Perkembangan Manusia bersifat Terbuka.
Untuk memahami sesuatu kita
perlu melakukan perbandingan, demikian pula untuk memahami sifat perkembangan
manusia. Bolk telah mengemukakan teori retardasi (teori perlambatan dan
perkembangan) sebagai hasil perbandingan antara perkembangan manusia dengan
perkembangan hewan. Teorinya menunjukkan bahwa perkembangan hewan bersifat terspesialisasi (tertutup), sedangkan
perkembangan manusia bersifat belum
terspesialisasi (terbuka), dengan itu, apabila dibandingkan dengan hewan.
Nietzschenmenyatakan bahwa manusia adalah binatang/hewan yang tidak ditetapkan
atau das nicht festgesestellte Tier. (C.A.
van Peursen, Tanpa Tahun).
Perkembangan hewan bersifat terspesialisasi/tertutup. Contoh: kerbau lahir sebagai anak kerbau,
selanjutnya ia hidup dan berkembang sesuai kodrat kekerbauannya
(mengkerbau/menjadi kerbau). Mustahil anak kerbau berkembang menjadi serigala.
Sebaliknya, perkembangan manusia bersifat
terbuka. Manusia memang telah dibekali berbagai potensi untuk mampu menjadi manusia, misalnya: potensi untuk beriman
dan bertaqwa kepada Tuhan YME, potensi untuk dapat berbuat baik, potensi cipta,
rasa karsa, dsb. Namun demikian setelah kelahirannya, berbagai potensi tersebut
mungkin terwujudkan, mungkin kurang terwujudkan, atau mungkin pula tidak
terwujudkan. Manusia mungkin berkembang sesuai kodrat dan martabat
kemanusiaannya (memanusia), sebaliknya mungkin pula ia berkembang ke arah yang
kurang atau tidak sesuai dengan kodrat dan martabat kemanusiaannya
(kurang/tidak memanusia). Contoh: Dalam kehidupan sehari-hari, kita menemukan
fenomena perilaku orang-orang yang beriman dan bertaqwa kepada Tuhannya,
orang-orang yang berprilaku sesuai dengan nilai dan norma budaya masyarakatnya,
dsb. Sebaliknya, kita pun menyaksikan fenomena orang-orang yang berperilaku
kurang/tidak sesuai dengan perilaku manusia yang seharusnya, baik menurut nilai
dan norma agama maupun budayanya. Perilaku koruptor baik tikus kantor bukan?
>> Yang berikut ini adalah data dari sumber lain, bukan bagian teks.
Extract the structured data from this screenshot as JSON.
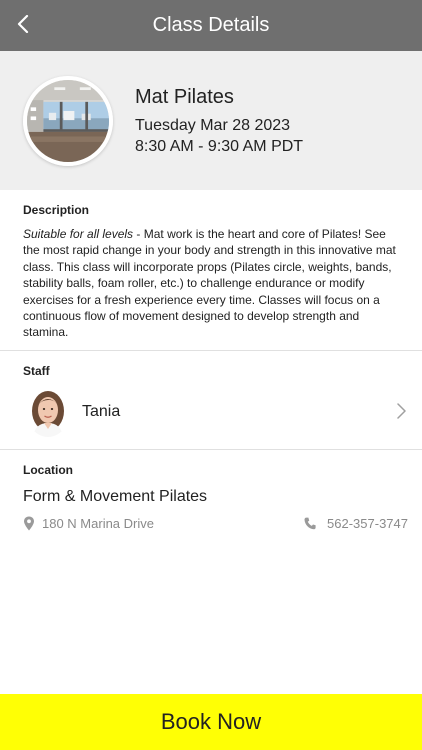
{
  "nav": {
    "title": "Class Details",
    "back_icon": "chevron-left-icon"
  },
  "class": {
    "name": "Mat Pilates",
    "date": "Tuesday Mar 28 2023",
    "time": "8:30 AM - 9:30 AM PDT",
    "photo": "studio-photo"
  },
  "description": {
    "label": "Description",
    "lead": "Suitable for all levels",
    "body": " - Mat work is the heart and core of Pilates! See the most rapid change in your body and strength in this innovative mat class. This class will incorporate props (Pilates circle, weights, bands, stability balls, foam roller, etc.) to challenge endurance or modify exercises for a fresh experience every time. Classes will focus on a continuous flow of movement designed to develop strength and stamina."
  },
  "staff": {
    "label": "Staff",
    "name": "Tania",
    "chevron_icon": "chevron-right-icon"
  },
  "location": {
    "label": "Location",
    "name": "Form & Movement Pilates",
    "address": "180 N Marina Drive",
    "phone": "562-357-3747",
    "address_icon": "map-pin-icon",
    "phone_icon": "phone-icon"
  },
  "action": {
    "book_label": "Book Now"
  },
  "colors": {
    "nav_bar": "#6f6f6f",
    "hero_bg": "#efefef",
    "book_button": "#ffff05",
    "secondary_text": "#8a8a8a"
  }
}
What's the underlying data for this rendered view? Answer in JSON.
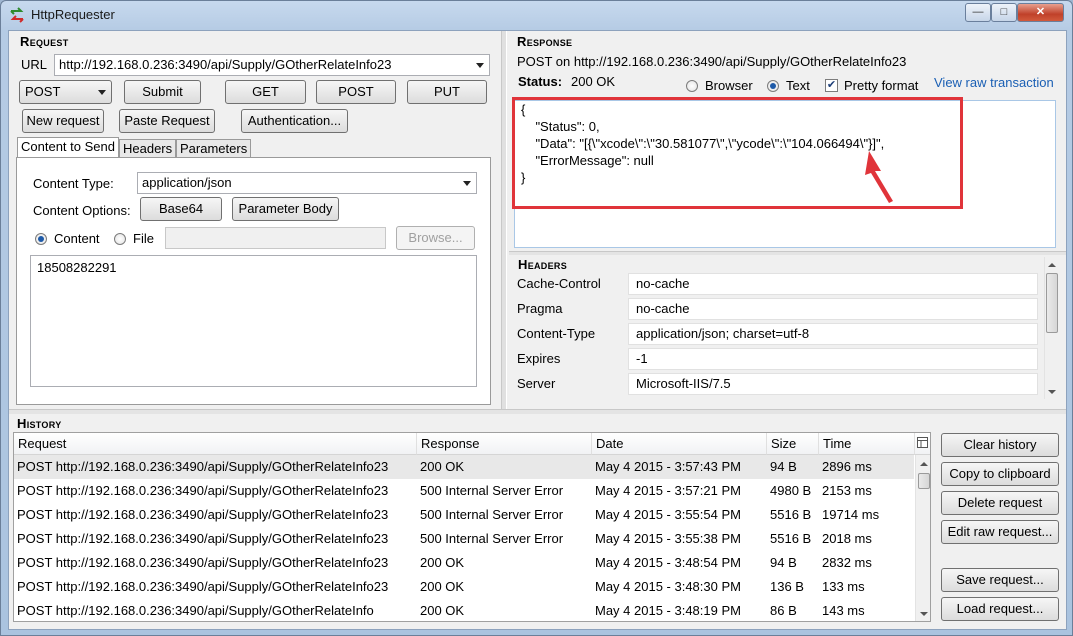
{
  "window": {
    "title": "HttpRequester",
    "minimize": "—",
    "maximize": "□",
    "close": "✕"
  },
  "request": {
    "section_title": "Request",
    "url_label": "URL",
    "url_value": "http://192.168.0.236:3490/api/Supply/GOtherRelateInfo23",
    "method": "POST",
    "buttons": {
      "submit": "Submit",
      "get": "GET",
      "post": "POST",
      "put": "PUT",
      "new_request": "New request",
      "paste_request": "Paste Request",
      "authentication": "Authentication..."
    },
    "tabs": [
      "Content to Send",
      "Headers",
      "Parameters"
    ],
    "content_type_label": "Content Type:",
    "content_type_value": "application/json",
    "content_options_label": "Content Options:",
    "base64": "Base64",
    "parameter_body": "Parameter Body",
    "content_radio": "Content",
    "file_radio": "File",
    "browse": "Browse...",
    "body_text": "18508282291"
  },
  "response": {
    "section_title": "Response",
    "summary": "POST on http://192.168.0.236:3490/api/Supply/GOtherRelateInfo23",
    "status_label": "Status:",
    "status_value": "200 OK",
    "browser_radio": "Browser",
    "text_radio": "Text",
    "pretty_format": "Pretty format",
    "view_raw": "View raw transaction",
    "body_lines": [
      "{",
      "    \"Status\": 0,",
      "    \"Data\": \"[{\\\"xcode\\\":\\\"30.581077\\\",\\\"ycode\\\":\\\"104.066494\\\"}]\",",
      "    \"ErrorMessage\": null",
      "}"
    ],
    "highlight_color": "#e0343a"
  },
  "headers": {
    "section_title": "Headers",
    "rows": [
      {
        "name": "Cache-Control",
        "value": "no-cache"
      },
      {
        "name": "Pragma",
        "value": "no-cache"
      },
      {
        "name": "Content-Type",
        "value": "application/json; charset=utf-8"
      },
      {
        "name": "Expires",
        "value": "-1"
      },
      {
        "name": "Server",
        "value": "Microsoft-IIS/7.5"
      }
    ]
  },
  "history": {
    "section_title": "History",
    "columns": [
      "Request",
      "Response",
      "Date",
      "Size",
      "Time"
    ],
    "rows": [
      {
        "request": "POST http://192.168.0.236:3490/api/Supply/GOtherRelateInfo23",
        "response": "200 OK",
        "date": "May 4 2015 - 3:57:43 PM",
        "size": "94 B",
        "time": "2896 ms"
      },
      {
        "request": "POST http://192.168.0.236:3490/api/Supply/GOtherRelateInfo23",
        "response": "500 Internal Server Error",
        "date": "May 4 2015 - 3:57:21 PM",
        "size": "4980 B",
        "time": "2153 ms"
      },
      {
        "request": "POST http://192.168.0.236:3490/api/Supply/GOtherRelateInfo23",
        "response": "500 Internal Server Error",
        "date": "May 4 2015 - 3:55:54 PM",
        "size": "5516 B",
        "time": "19714 ms"
      },
      {
        "request": "POST http://192.168.0.236:3490/api/Supply/GOtherRelateInfo23",
        "response": "500 Internal Server Error",
        "date": "May 4 2015 - 3:55:38 PM",
        "size": "5516 B",
        "time": "2018 ms"
      },
      {
        "request": "POST http://192.168.0.236:3490/api/Supply/GOtherRelateInfo23",
        "response": "200 OK",
        "date": "May 4 2015 - 3:48:54 PM",
        "size": "94 B",
        "time": "2832 ms"
      },
      {
        "request": "POST http://192.168.0.236:3490/api/Supply/GOtherRelateInfo23",
        "response": "200 OK",
        "date": "May 4 2015 - 3:48:30 PM",
        "size": "136 B",
        "time": "133 ms"
      },
      {
        "request": "POST http://192.168.0.236:3490/api/Supply/GOtherRelateInfo",
        "response": "200 OK",
        "date": "May 4 2015 - 3:48:19 PM",
        "size": "86 B",
        "time": "143 ms"
      }
    ],
    "buttons": {
      "clear": "Clear history",
      "copy": "Copy to clipboard",
      "delete": "Delete request",
      "edit_raw": "Edit raw request...",
      "save": "Save request...",
      "load": "Load request..."
    }
  }
}
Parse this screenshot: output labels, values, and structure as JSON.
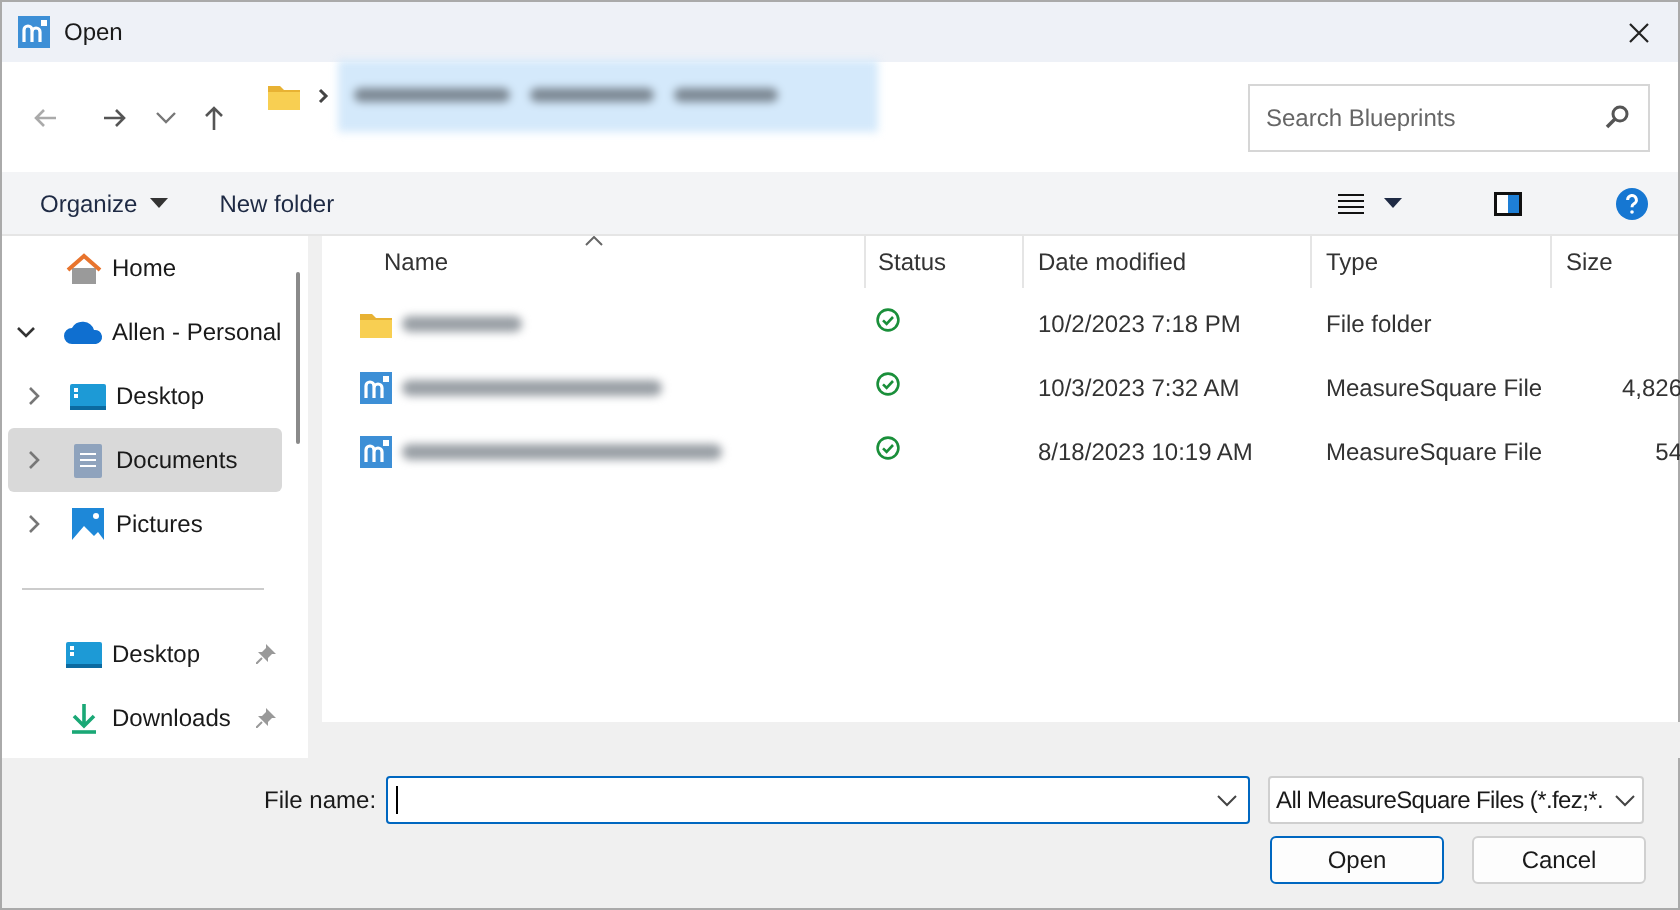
{
  "window": {
    "title": "Open"
  },
  "search": {
    "placeholder": "Search Blueprints"
  },
  "toolbar": [
    {
      "label": "Organize",
      "dropdown": true
    },
    {
      "label": "New folder",
      "dropdown": false
    }
  ],
  "sidebar": {
    "items": [
      {
        "label": "Home",
        "kind": "home",
        "selected": false
      },
      {
        "label": "Allen - Personal",
        "kind": "cloud",
        "expanded": true,
        "selected": false,
        "children": [
          {
            "label": "Desktop",
            "kind": "desktop",
            "expanded": false,
            "selected": false
          },
          {
            "label": "Documents",
            "kind": "documents",
            "expanded": false,
            "selected": true
          },
          {
            "label": "Pictures",
            "kind": "pictures",
            "expanded": false,
            "selected": false
          }
        ]
      },
      {
        "kind": "divider"
      },
      {
        "label": "Desktop",
        "kind": "desktop",
        "pinned": true,
        "selected": false
      },
      {
        "label": "Downloads",
        "kind": "downloads",
        "pinned": true,
        "selected": false
      }
    ]
  },
  "table": {
    "columns": [
      {
        "label": "Name",
        "sorted": true
      },
      {
        "label": "Status",
        "sorted": false
      },
      {
        "label": "Date modified",
        "sorted": false
      },
      {
        "label": "Type",
        "sorted": false
      },
      {
        "label": "Size",
        "sorted": false
      }
    ],
    "rows": [
      {
        "kind": "folder",
        "date": "10/2/2023 7:18 PM",
        "type": "File folder"
      },
      {
        "kind": "file",
        "date": "10/3/2023 7:32 AM",
        "type": "MeasureSquare File",
        "size": "4,826"
      },
      {
        "kind": "file",
        "date": "8/18/2023 10:19 AM",
        "type": "MeasureSquare File",
        "size": "54"
      }
    ]
  },
  "file_name": {
    "label": "File name:"
  },
  "filter": {
    "value": "All MeasureSquare Files (*.fez;*."
  },
  "buttons": [
    {
      "label": "Open",
      "default": true
    },
    {
      "label": "Cancel",
      "default": false
    }
  ]
}
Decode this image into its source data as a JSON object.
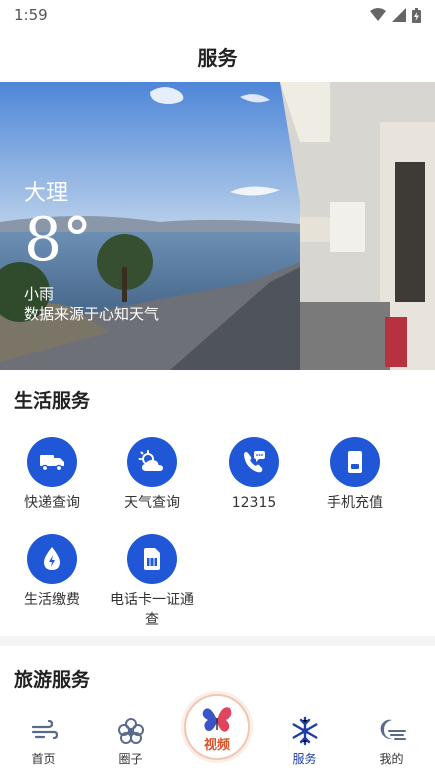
{
  "status_bar": {
    "time": "1:59"
  },
  "header": {
    "title": "服务"
  },
  "weather": {
    "city": "大理",
    "temperature": "8°",
    "condition": "小雨",
    "source": "数据来源于心知天气"
  },
  "life_services": {
    "title": "生活服务",
    "items": [
      {
        "label": "快递查询",
        "icon": "truck-icon"
      },
      {
        "label": "天气查询",
        "icon": "cloud-sun-icon"
      },
      {
        "label": "12315",
        "icon": "phone-chat-icon"
      },
      {
        "label": "手机充值",
        "icon": "mobile-phone-icon"
      },
      {
        "label": "生活缴费",
        "icon": "water-drop-icon"
      },
      {
        "label": "电话卡一证通查",
        "icon": "sim-card-icon"
      }
    ]
  },
  "travel_services": {
    "title": "旅游服务"
  },
  "bottom_nav": {
    "items": [
      {
        "label": "首页",
        "icon": "wind-icon"
      },
      {
        "label": "圈子",
        "icon": "flower-icon"
      },
      {
        "label": "视频",
        "icon": "butterfly-icon"
      },
      {
        "label": "服务",
        "icon": "snowflake-icon"
      },
      {
        "label": "我的",
        "icon": "moon-icon"
      }
    ]
  },
  "colors": {
    "accent": "#1f57d6",
    "video_label": "#d6532b"
  }
}
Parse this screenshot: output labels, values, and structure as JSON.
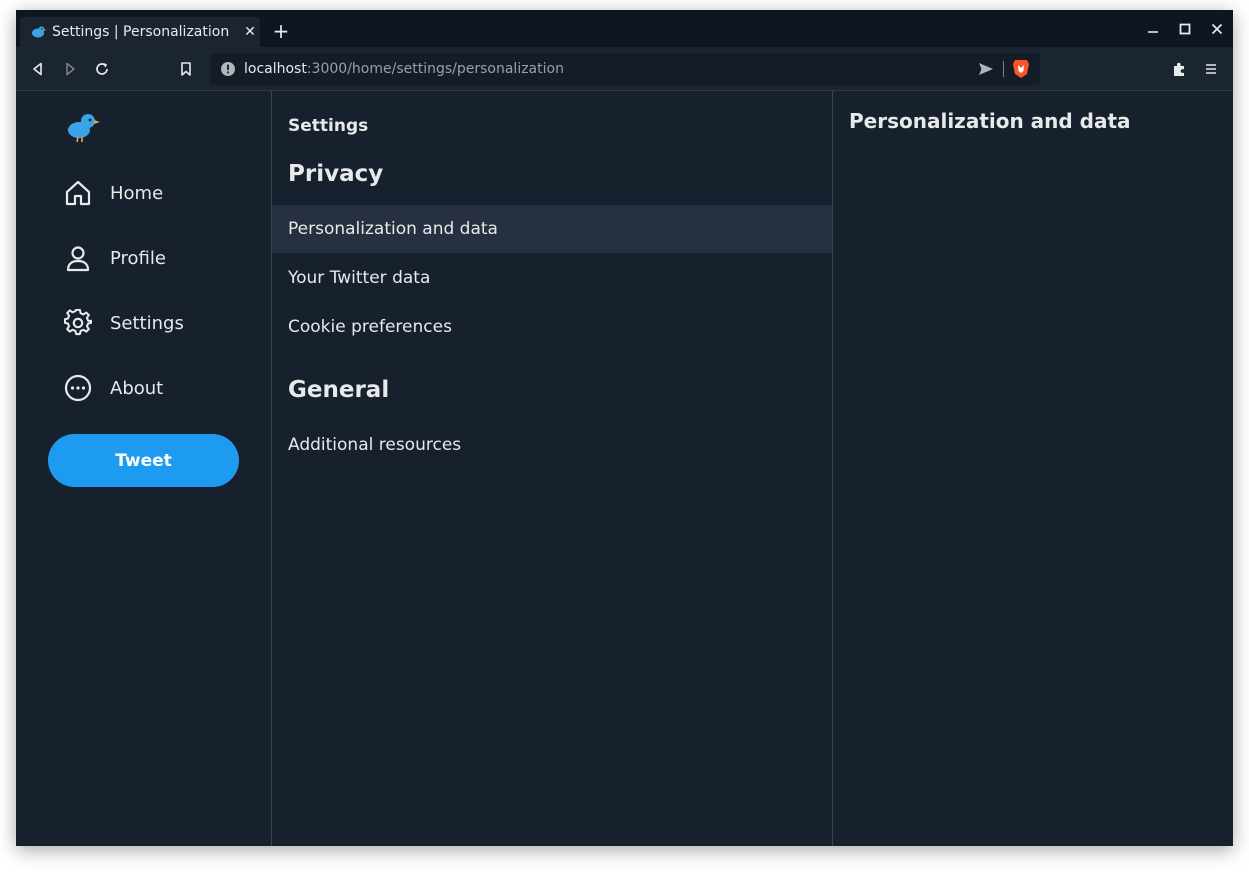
{
  "browser": {
    "tab_title": "Settings | Personalization",
    "tab_close": "✕",
    "new_tab": "+",
    "url_host": "localhost",
    "url_path": ":3000/home/settings/personalization"
  },
  "sidebar": {
    "items": [
      {
        "label": "Home",
        "icon": "home-icon"
      },
      {
        "label": "Profile",
        "icon": "profile-icon"
      },
      {
        "label": "Settings",
        "icon": "gear-icon"
      },
      {
        "label": "About",
        "icon": "more-circle-icon"
      }
    ],
    "tweet_label": "Tweet"
  },
  "settings": {
    "title": "Settings",
    "privacy_heading": "Privacy",
    "privacy_items": [
      "Personalization and data",
      "Your Twitter data",
      "Cookie preferences"
    ],
    "general_heading": "General",
    "general_items": [
      "Additional resources"
    ]
  },
  "detail": {
    "title": "Personalization and data"
  },
  "colors": {
    "accent": "#1d9bf0",
    "background": "#17202d",
    "active_row": "#263040"
  }
}
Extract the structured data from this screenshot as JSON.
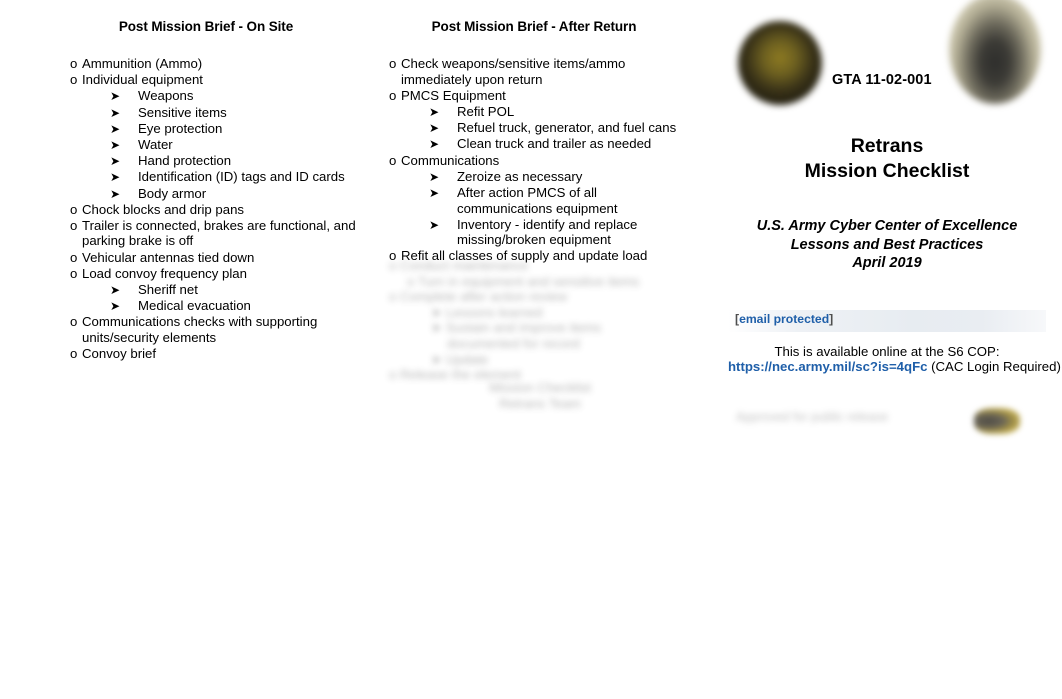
{
  "columns": [
    {
      "heading": "Post Mission Brief - On Site",
      "items": [
        {
          "text": "Ammunition  (Ammo)",
          "subitems": []
        },
        {
          "text": "Individual equipment",
          "subitems": [
            "Weapons",
            "Sensitive items",
            "Eye protection",
            "Water",
            "Hand protection",
            "Identification (ID) tags and ID cards",
            "Body armor"
          ]
        },
        {
          "text": "Chock blocks and drip pans",
          "subitems": []
        },
        {
          "text": "Trailer is connected, brakes are functional, and parking brake is off",
          "subitems": []
        },
        {
          "text": "Vehicular antennas tied down",
          "subitems": []
        },
        {
          "text": "Load convoy frequency plan",
          "subitems": [
            "Sheriff net",
            "Medical evacuation"
          ]
        },
        {
          "text": "Communications checks with supporting units/security elements",
          "subitems": []
        },
        {
          "text": "Convoy brief",
          "subitems": []
        }
      ]
    },
    {
      "heading": "Post Mission Brief - After Return",
      "items": [
        {
          "text": "Check weapons/sensitive items/ammo immediately upon return",
          "subitems": []
        },
        {
          "text": "PMCS Equipment",
          "subitems": [
            "Refit POL",
            "Refuel truck, generator, and fuel cans",
            "Clean truck and trailer as needed"
          ]
        },
        {
          "text": "Communications",
          "subitems": [
            "Zeroize as necessary",
            "After action PMCS of all communications equipment",
            "Inventory - identify and replace missing/broken equipment"
          ]
        },
        {
          "text": "Refit all classes of supply and update load",
          "subitems": []
        }
      ]
    }
  ],
  "obscured": {
    "note_a": "illegible-blurred-text-block",
    "note_b": "illegible-blurred-text-block",
    "footer_note": "illegible-blurred-footer-text"
  },
  "right_panel": {
    "gta_number": "GTA 11-02-001",
    "title_line1": "Retrans",
    "title_line2": "Mission Checklist",
    "subtitle_line1": "U.S. Army Cyber Center of Excellence",
    "subtitle_line2": "Lessons and Best Practices",
    "subtitle_line3": "April 2019",
    "email_bracket_open": "[",
    "email_text": "email protected",
    "email_bracket_close": "]",
    "cop_text": "This is available online at the S6 COP:",
    "url": "https://nec.army.mil/sc?is=4qFc",
    "url_suffix": " (CAC Login Required)",
    "seal_left": "army-seal-dark-gold",
    "seal_right": "army-seal-cream-emblem",
    "footer_emblem": "small-gold-emblem"
  },
  "colors": {
    "link_blue": "#1f5fa9",
    "bracket_gray": "#4e4e4e",
    "text_black": "#000000",
    "email_band": "#e7ecf1"
  },
  "glyphs": {
    "bullet_level1": "o",
    "bullet_level2": "➤"
  }
}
Contoh lain dikemukakan Anne Rollet, ia melaporkan bahwa sampai tahun 1976 para
etnolog telah mencatat 60 anak-anak buas yang hidup bersama dan dipelihara oleh
binatang. Tidak diketahui bagaimana awal kejadiannya, yang jelas telah
ditemukan bahwa diantara ke-60 anak tersebut ada yang dipelihara oleh serigala,
kijang, kera, dsb. Anak-anak tersebut berperilaku tidak sebagaimana layaknya
manusia, melainkan bertingkah laku sebagaimana binatang yang memeliharanya.
Mereka tidak berpakaian, agresif untuk menyerang dan menggigit, tidak dapat
tertawa, ada yang tidak dapat berjalan tegak, tidak berbahasa sebagaimana bahasanya
manusia, dll. (Intisari, No.160 Tahun ke XIII, November 1976:81-86).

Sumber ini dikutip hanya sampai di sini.